Now, on to this week’s articles. For some reason, the main theme this week seems to be North Korean missile and nuclear capabilities and U.S. missile defenses.
All Things Nuclear | David Wright reviews North Korea’s missiles… except for the KN-08 ICBM, so often discussed at ACW. The Pentagon has drawn a connection between that missile and the decision to expand the missile defense deployment in Alaska.
FAS Strategic Security Blog | Hans Kristensen reveals that the United States’ nuclear war plan has been updated recently. His guess as to why is as good as anyone’s.
38 North | Jeffrey Lewis and Nick Hansen discuss images of new construction at the DPRK’s plutonium production reactor in Yongbyon. Not mentioned: Supreme Commander of the Korean People’s Army Kim Jong-un (not quite as good as Guiding Star of the 21st Century, but we’ll roll with it) ordered the restart of the Yongbyon enrichment plant. When did it stop?
Washington Post | Walter Pincus says that nuclear deterrence works on everybody. Good to know.

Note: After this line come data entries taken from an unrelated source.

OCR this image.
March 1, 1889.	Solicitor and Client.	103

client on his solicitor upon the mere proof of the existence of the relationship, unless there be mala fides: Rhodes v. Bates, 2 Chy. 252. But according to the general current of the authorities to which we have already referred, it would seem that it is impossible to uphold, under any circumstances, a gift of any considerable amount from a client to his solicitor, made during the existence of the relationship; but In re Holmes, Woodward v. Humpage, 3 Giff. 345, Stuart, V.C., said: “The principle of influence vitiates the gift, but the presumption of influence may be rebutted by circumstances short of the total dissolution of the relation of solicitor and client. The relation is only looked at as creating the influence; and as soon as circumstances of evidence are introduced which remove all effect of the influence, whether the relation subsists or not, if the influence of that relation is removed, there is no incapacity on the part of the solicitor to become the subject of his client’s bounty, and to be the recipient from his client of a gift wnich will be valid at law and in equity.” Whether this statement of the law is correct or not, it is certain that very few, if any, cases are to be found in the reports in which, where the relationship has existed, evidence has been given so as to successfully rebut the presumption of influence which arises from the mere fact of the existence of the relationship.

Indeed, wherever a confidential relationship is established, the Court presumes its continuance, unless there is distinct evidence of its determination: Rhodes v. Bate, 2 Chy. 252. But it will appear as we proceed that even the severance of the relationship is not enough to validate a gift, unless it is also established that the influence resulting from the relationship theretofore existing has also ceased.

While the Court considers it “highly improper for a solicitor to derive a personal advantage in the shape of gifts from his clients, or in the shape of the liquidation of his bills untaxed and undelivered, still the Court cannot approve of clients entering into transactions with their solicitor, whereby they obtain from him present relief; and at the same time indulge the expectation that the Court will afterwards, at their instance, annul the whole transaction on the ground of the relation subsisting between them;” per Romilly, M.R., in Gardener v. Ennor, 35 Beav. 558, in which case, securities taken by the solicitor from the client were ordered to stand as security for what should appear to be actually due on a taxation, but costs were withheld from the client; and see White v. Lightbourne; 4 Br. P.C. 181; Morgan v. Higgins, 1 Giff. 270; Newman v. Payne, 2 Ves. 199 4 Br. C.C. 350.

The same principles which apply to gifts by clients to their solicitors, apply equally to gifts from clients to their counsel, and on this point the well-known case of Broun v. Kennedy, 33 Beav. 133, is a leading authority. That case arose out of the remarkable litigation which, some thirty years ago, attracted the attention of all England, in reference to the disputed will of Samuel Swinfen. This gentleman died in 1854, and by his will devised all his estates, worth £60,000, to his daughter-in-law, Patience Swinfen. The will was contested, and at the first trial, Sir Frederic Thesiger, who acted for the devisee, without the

The Diplomat (again) | Robert Farley says accidental wars are rare, but not so rare that he sounds comfortable.
Bloomberg | In response to North Korean missile moves, the U.S. is redeploying THAAD to Guam.
Asahi Shimbun | In an additional response to North Korean missile moves, the U.S. is deploying Aegis to the vicinity of Guam and Hawaii. Aloha!
Asahi Shimbun (again) | Japan thinks America knows something that Japan doesn’t know about North Korean nukes. Why?
We look forward to discussion and debate on the issues raised.